Back in a high school or college classroom, though, the first orders of business tended to be, for whatever reason, weather and family members. That it is unlikely I would ever walk up to a German person and say enthusiastically "Das wetter ist nett, ja?" seemed not to matter to my German professor. (I did, however, pick up from a German classmate the very useful phrase "ich habe doch keine anung-- verpiss dich," meaning "I have absolutely no idea-- piss off.") I suppose family members were a little more practical, but the language introduced to describe family-- generally father, mother, sister, brother-- was always very limiting, I thought. The colorful line drawings of families in their various capacities always seemed to be missing something to me, and I wondered: Wo ist der hund?
Where is the dog?
Our most beloved corgi left us more than two years ago. He was named for a 1950’s film noir actor, but was more commonly referred to as “Booger.” Even now, when I go home, getting up from the couch, I will check to make sure he is not sitting in his spot immediately below my feet. I listen for his collar and his brisk, businesslike trot across the hardwood. My parents’ house has an uncomfortable emptiness to it, and I honestly believe it is not because all of their children are grown. I believe it is because they don’t have a dog.

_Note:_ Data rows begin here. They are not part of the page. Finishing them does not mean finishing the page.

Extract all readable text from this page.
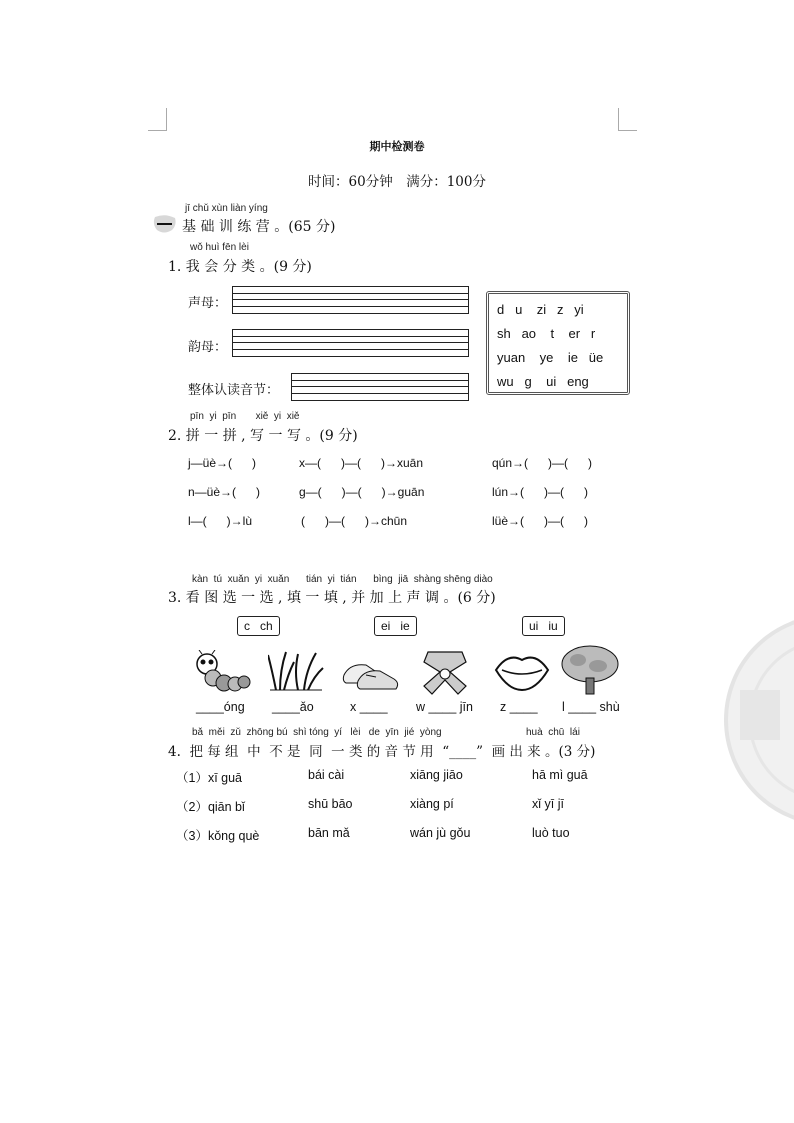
期中检测卷
时间：60分钟　满分：100分
jī chǔ xùn liàn yíng
基 础 训 练 营 。(65 分)
wǒ huì fēn lèi
1. 我 会 分 类 。(9 分)
声母：
韵母：
整体认读音节：
d   u    zi   z   yi
sh   ao    t    er   r
yuan    ye    ie   üe
wu   g    ui   eng
pīn  yi  pīn       xiě  yi  xiě
2. 拼 一 拼 , 写 一 写 。(9 分)
j—üè→(      )	x—(      )—(      )→xuān	qún→(      )—(      )
n—üè→(      )	g—(      )—(      )→guān	lún→(      )—(      )
l—(      )→lù	(      )—(      )→chūn	lüè→(      )—(      )
kàn  tú  xuǎn  yi  xuǎn      tián  yi  tián      bìng  jiā  shàng shēng diào
3. 看 图 选 一 选 , 填 一 填 , 并 加 上 声 调 。(6 分)
c   ch	ei   ie	ui   iu
____óng ____ǎo	x ____ w ____ jīn z ____ l ____ shù
bǎ  měi  zǔ  zhōng bú  shì tóng  yí   lèi   de  yīn  jié  yòng	huà  chū  lái
4.  把 每 组  中  不 是  同  一 类 的 音 节 用  “____”  画 出 来 。(3 分)
（1）xī guā	bái cài	xiāng jiāo	hā mì guā
（2）qiān bǐ	shū bāo	xiàng pí	xǐ yī jī
（3）kǒng què	bān mǎ	wán jù gǒu	luò tuo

My family and I are, quite simply put, dog people. While we thankfully never reached crazy dog breeder levels of devotion (watch the Westminster dog show sometime-- some of those people are just plain weird), we also never saw the role of "family dog" to be essentially transferable; that is, we never thought that as long as a canine is in the role, one is pretty much as good as another. In fact, after our golden retriever, with whom my older sisters grew up, died at the ripe old age of fourteen, my parents never thought they could have another dog, because they had had the definitive dog. How can you replace the canine love of your life?
The truth is, you can’t. In a few years it became clear to my parents, however, that I needed a dog. There are all sorts of theories about how having a pet teaches responsibility, etc., but I don’t think it was about that. There was something elusive, some quality I just wouldn’t quite understand, if I did not grow up with a dog. It’s an environmental thing, something you need to soak into your skin at a young age, like a first language.
Since the thought of another golden was too painful for my parents, we looked into corgis at my grandmother’s suggestion. This suggestion eventually led us to a breeder and to our beloved Booger. The three of us, my mother, father and I, were down on the floor with him in about four seconds flat. My mother confided in me later that she never thought she could love another dog as much as she had loved our golden, named for a Welsh word meaning “beloved,” and she had been right and wrong. She loved them both intensely, but not in the same ways. After all, you never love two people in the same way, and in our family, you never love two dogs the same way.
Now, out on my own, living in a small studio apartment in the city and working a nine to five, I realize the folly in my wanting a dog. I couldn’t be a good dog owner. I’m barely a good plant owner (my African violet is much sturdier than it looks, let me tell you). But I still ache, really, honestly hurt for a dog. I’m that person who will ask to pet your dog with an almost pathetically hopeful expression on my face, and almost before you say yes, I’ll be down on the ground in a wool gabardine suit skirt speaking some language of endearment that only vaguely resembles English.
No dog will ever replace my Booger; I don’t think I could ever have another corgi. But I do know that I have this untapped reserve of dog love in my heart. I am putting down tentative roots as an adult: I own a sofa, I dust things, I hang pictures. In short, I’m making a home. And there will be a dog out there, someday, who will be miraculously shaped just right to fill up this odd hole I have in my life.
The whole is more than the sum of its parts. I never learned to speak enough Italian or German to differentiate linguistically between “house” and “home,” but in English I could tell you that home is a lot of things, which combine into a very powerful whole. And for me, one of those parts is inevitably going to shed and need to go out to pee in the middle of the night in the middle of the winter.
So then, standing by the back door in a draft, waiting for the dog to do his business so I can go back to bed, I’ll know that I’m really home.